Even then, this green levies shift only accounts for £40 to £47 of the £50 reduction promised. So where does the rest come from?

"In addition, electricity distribution network companies are willing to take voluntary action to reduce network costs in 2014-15," says the Autumn Statement document.

"This will allow a further one-off reduction of an average of around £5 on electricity bills, which energy suppliers will also be able to pass on to their customers."

Firstly, how generous of the electricity distribution network firms to voluntarily reduce costs. Why aren't they doing this anyway? Why does it take pressure from government over their inefficiency, which is ultimately a burden on household finances? It gets worse.

"All of the major energy suppliers have confirmed on the basis of the proposals that they would pass the benefits of this package to their customers," says the document.

"However, the reduction in individual household bills will depend on the energy supplier. Some companies have not yet announced price rises for 2014, or have limited increases until the government's review of green levies has concluded. Others have announced price rises and have indicated that they would reduce their customers' bills as a result of these changes."

So we are working on the basis that energy firms, who answer to their shareholders only, can be trusted. This is like leaving an unlocked bike in London beneath a sign that says "UNLOCKED BIKE. PLEASE DO NOT STEAL."

It is a con, a trick, a sham. If energy firms' costs rise - which they almost certainly will - then bills will go up too and there is nothing, short of nationalising the entire industry again, the government can do about that.

Housing

Then there is housing. Compared to many other western countries, particularly in Europe, we have some of the highest housing costs. Rents and mortgages gorge on our incomes. This is a simple problem. We do not have enough homes to meet demand. Therefore we need to build more homes.

Osborne acknowledged this in his statement. And with a flurry of hands he made the problem disappear up his sleeve.

He announced a couple of measures, including £1bn of loans to unblock stalled housing work in places such as Leeds and Manchester, as well as lifting the borrowing cap on local authorities by £300m so they can invest more in building new homes. Councils will also be encouraged to sell high value social housing to pay for cheaper homes elsewhere.

Shelter, the housing charity, calls this package "a piecemeal, underwhelming approach to tackling a problem - built up under successive governments - that is now so big it demands bold, visionary solutions."

It is not enough. We need comprehensive action to boost housing supply. Heavy public investment (borrowing to invest in an asset, such as social housing, that yields returns will boost the economy and reduce the housing benefit bill); tax incentives for builders; an end to NIMBYism in planning laws.

The longer we kick this down the road - and it isn't just Osborne who's guilty of this - the more expensive it will be to solve in the long run. Our rents and mortgages will soar higher and higher. So will the housing benefit bill. We will be squeezed later by Osborne's inaction now.

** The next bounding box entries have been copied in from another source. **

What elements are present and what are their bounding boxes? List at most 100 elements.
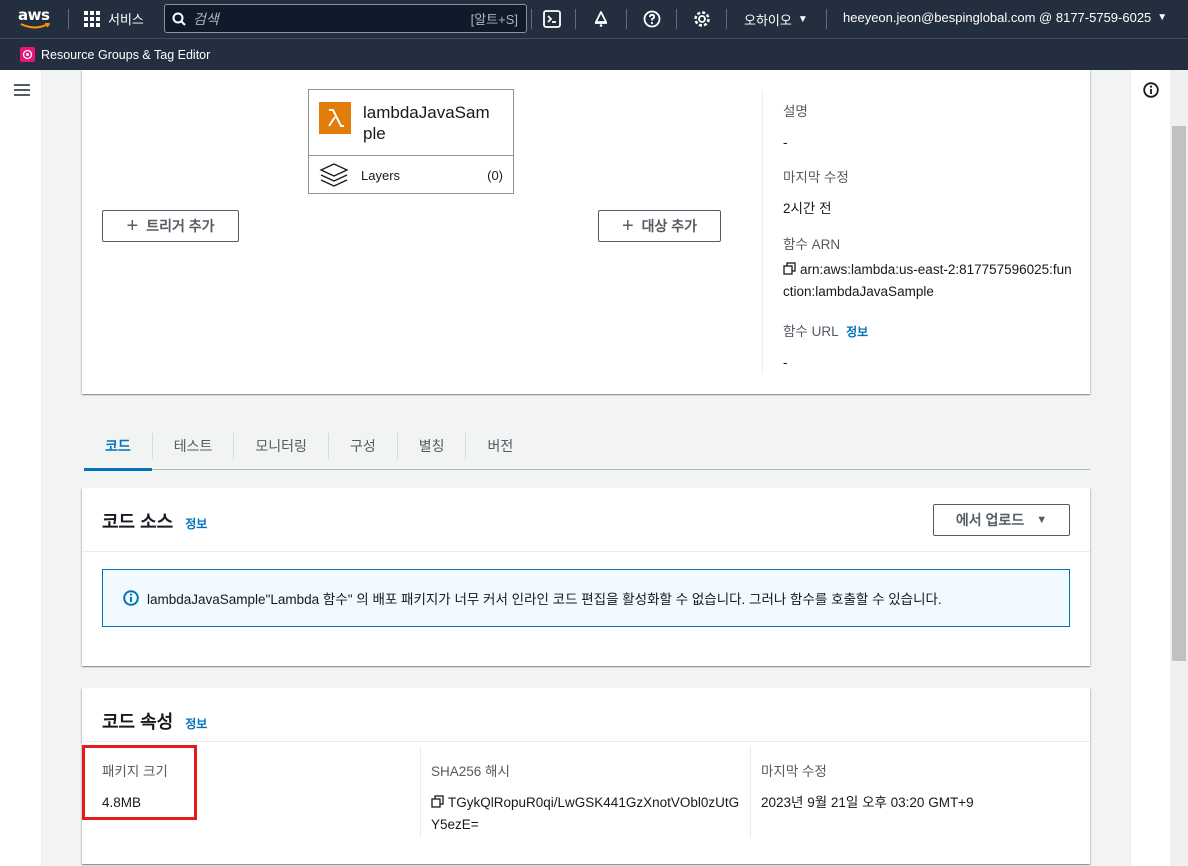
code-last-modified-field: 마지막 수정 2023년 9월 21일 오후 03:20 GMT+9	[761, 760, 974, 814]
code-source-title: 코드 소스	[102, 512, 174, 532]
code-source-header: 코드 소스 정보	[102, 508, 207, 534]
lambda-icon	[319, 102, 351, 134]
right-tools-rail	[1130, 70, 1170, 866]
property-divider	[420, 746, 421, 838]
account-menu[interactable]: heeyeon.jeon@bespinglobal.com @ 8177-575…	[843, 10, 1167, 25]
notifications-bell-icon[interactable]	[591, 9, 611, 29]
function-url-field: 함수 URL 정보 -	[783, 320, 868, 374]
scrollbar-thumb[interactable]	[1172, 126, 1186, 661]
card-divider	[82, 741, 1090, 742]
search-box[interactable]: [알트+S]	[164, 4, 527, 33]
last-modified-field: 마지막 수정 2시간 전	[783, 166, 849, 220]
add-destination-button[interactable]: + 대상 추가	[598, 210, 721, 242]
tab-test[interactable]: 테스트	[153, 422, 234, 470]
services-menu-button[interactable]: 서비스	[84, 9, 144, 28]
nav-divider	[531, 9, 532, 29]
function-url-info-link[interactable]: 정보	[846, 325, 868, 339]
aws-smile-icon	[20, 23, 50, 29]
layers-node[interactable]: Layers (0)	[309, 156, 513, 194]
help-icon[interactable]	[642, 9, 662, 29]
menu-hamburger-icon[interactable]	[14, 84, 30, 96]
function-url-value: -	[783, 355, 788, 370]
main-content: lambdaJavaSample Layers (0) + 트리거 추가 + 대…	[42, 70, 1130, 866]
upload-from-label: 에서 업로드	[955, 512, 1025, 528]
favorite-resource-groups[interactable]: Resource Groups & Tag Editor	[20, 47, 210, 62]
caret-down-icon: ▼	[797, 14, 808, 25]
function-name: lambdaJavaSample	[363, 103, 490, 143]
resource-groups-icon	[20, 47, 35, 62]
nav-divider	[676, 9, 677, 29]
tab-versions[interactable]: 버전	[466, 422, 534, 470]
nav-divider	[68, 9, 69, 29]
tab-configuration[interactable]: 구성	[329, 422, 397, 470]
info-icon	[123, 590, 139, 606]
plus-icon: +	[126, 215, 139, 237]
page-scrollbar[interactable]	[1170, 70, 1188, 866]
function-node[interactable]: lambdaJavaSample	[309, 90, 513, 156]
layers-icon	[319, 163, 349, 187]
function-url-label: 함수 URL	[783, 324, 839, 339]
aws-logo[interactable]: aws	[18, 6, 54, 32]
sha256-value: TGykQlRopuR0qi/LwGSK441GzXnotVObl0zUtGY5…	[431, 795, 740, 832]
region-label: 오하이오	[744, 13, 792, 28]
favorite-label: Resource Groups & Tag Editor	[41, 47, 211, 62]
function-arn-value-row: arn:aws:lambda:us-east-2:817757596025:fu…	[783, 259, 1073, 303]
function-tabs: 코드 테스트 모니터링 구성 별칭 버전	[84, 422, 1090, 471]
card-divider	[82, 551, 1090, 552]
code-last-modified-label: 마지막 수정	[761, 764, 827, 779]
code-properties-card: 코드 속성 정보 패키지 크기 4.8MB SHA256 해시 TGykQlRo…	[82, 688, 1090, 864]
add-trigger-label: 트리거 추가	[146, 218, 215, 234]
property-divider	[750, 746, 751, 838]
nav-divider	[726, 9, 727, 29]
function-diagram-box: lambdaJavaSample Layers (0)	[308, 89, 514, 194]
info-panel-icon[interactable]	[1143, 82, 1159, 98]
sha256-value-row: TGykQlRopuR0qi/LwGSK441GzXnotVObl0zUtGY5…	[431, 792, 741, 836]
description-value: -	[783, 135, 788, 150]
last-modified-value: 2시간 전	[783, 201, 832, 216]
services-label: 서비스	[108, 12, 144, 27]
add-trigger-button[interactable]: + 트리거 추가	[102, 210, 239, 242]
overview-divider	[762, 90, 763, 374]
code-properties-info-link[interactable]: 정보	[185, 715, 207, 732]
code-properties-header: 코드 속성 정보	[102, 708, 207, 734]
code-source-card: 코드 소스 정보 에서 업로드 ▼ lambdaJavaSample"Lambd…	[82, 488, 1090, 666]
code-last-modified-value: 2023년 9월 21일 오후 03:20 GMT+9	[761, 795, 974, 810]
settings-gear-icon[interactable]	[692, 9, 712, 29]
layers-count: (0)	[487, 167, 503, 183]
copy-icon[interactable]	[783, 262, 796, 275]
function-url-label-row: 함수 URL 정보	[783, 320, 868, 340]
tab-monitoring[interactable]: 모니터링	[234, 422, 328, 470]
tab-aliases[interactable]: 별칭	[398, 422, 466, 470]
add-destination-label: 대상 추가	[641, 218, 698, 234]
sha256-field: SHA256 해시 TGykQlRopuR0qi/LwGSK441GzXnotV…	[431, 760, 741, 836]
copy-icon[interactable]	[431, 795, 444, 808]
code-properties-title: 코드 속성	[102, 712, 174, 732]
description-field: 설명 -	[783, 100, 808, 154]
search-icon	[165, 12, 193, 26]
cloudshell-icon[interactable]	[542, 9, 562, 29]
account-label: heeyeon.jeon@bespinglobal.com @ 8177-575…	[843, 10, 1152, 25]
search-input[interactable]	[193, 10, 471, 27]
aws-logo-text: aws	[18, 6, 50, 24]
function-overview-card: lambdaJavaSample Layers (0) + 트리거 추가 + 대…	[82, 70, 1090, 394]
favorites-bar: Resource Groups & Tag Editor	[0, 38, 1188, 70]
function-arn-label: 함수 ARN	[783, 237, 841, 252]
code-source-info-link[interactable]: 정보	[185, 515, 207, 532]
left-side-rail	[0, 70, 42, 866]
layers-label: Layers	[361, 167, 401, 183]
nav-divider	[626, 9, 627, 29]
top-navigation: aws 서비스 [알트+S] 오하이오 ▼ heeyeon.jeon@bespi…	[0, 0, 1188, 38]
alert-text: lambdaJavaSample"Lambda 함수" 의 배포 패키지가 너무…	[147, 592, 942, 607]
upload-from-button[interactable]: 에서 업로드 ▼	[933, 504, 1070, 536]
last-modified-label: 마지막 수정	[783, 170, 849, 185]
search-shortcut-hint: [알트+S]	[470, 12, 518, 27]
region-selector[interactable]: 오하이오 ▼	[744, 10, 808, 29]
services-grid-icon	[84, 10, 100, 27]
caret-down-icon: ▼	[1157, 12, 1168, 23]
function-arn-value: arn:aws:lambda:us-east-2:817757596025:fu…	[783, 262, 1072, 299]
nav-divider	[826, 9, 827, 29]
description-label: 설명	[783, 104, 808, 119]
plus-icon: +	[621, 215, 634, 237]
tab-code[interactable]: 코드	[84, 422, 152, 471]
sha256-label: SHA256 해시	[431, 764, 510, 779]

Then there was Osborne's abolishing of the employer national insurance contribution for under-21s, lauded by many. Except the OBR, which says this is unlikely to result in any new jobs being created as Osborne intends. It is largely pointless.

This Autumn Statement is just another chapter in Osborne's recovery myth. He can keep telling stories until the next general election, but until we all feel it in our pockets, it's no recovery at all.